We also got to talking about her new baby, living in different parts of the country, and training/racing/nutrition strategies. I was glad to hear Kara focuses on getting protein with her meals, pays attention to post-workout nutrition, and doesn’t feel the need to count carbohydrates or calories or anything to manage her nutrition routine. She said that when she started paying more attention to recovery nutrition following runs, she found her body could handle a lot more training, so much that it amazed her and really took her athletically to another level. (See guys, I always say that post-workout meals are the most important parts of a sports nutrition plan!)
I brought Kara a copy of Fuel Up, and I’ll keep my fingers crossed that she makes something from it and likes it. That would be awesome.
After lots of thank you’s and coming back home (with a ton of Nutrilite products to sample) I did some more homework on the Nutrilite brand. In short, their record is bulletproof. Every independent laboratory test of their products showed they contained exactly what was stated on the label, dissolved according to standards, and met all purity guidelines. The manufacturing facilities where Nutrilite products are GMP certified – which is voluntary, but indicated a stringent level of quality control and excellent manufacturing procedures. They also hold a USP (US Pharmacopoeia) certification, another sign of quality among dietary supplements.
So where do we go from here….I’ll comb through the products I have and let you know my thoughts on any standouts.
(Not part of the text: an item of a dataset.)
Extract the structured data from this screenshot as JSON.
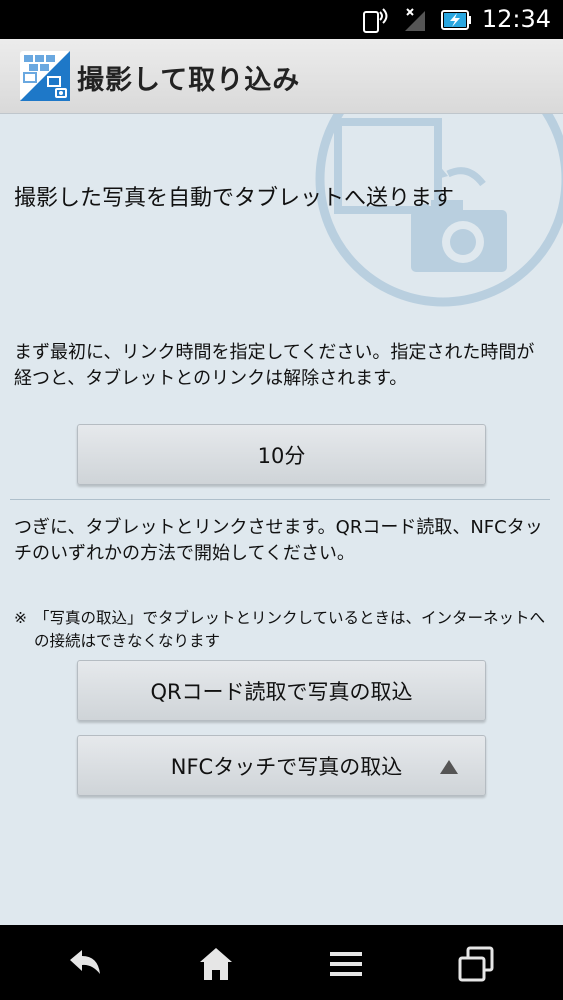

After learning all about this unique company and their products, I would definitely recommend them as a reputable source of dietary supplements, one I would trust myself or with my athlete clients. I’ll still be chomping on ten or more vegetables a day for my phytochemicals, so I don’t think the fruit/vegetable concentrates are intended for me. But since I do take fish oil and vitamin D, I’ll be interested to try those Nutrilite products myself. I’ll be sending some of the sports nutrition gels to my athletes to test out and let me know their thoughts.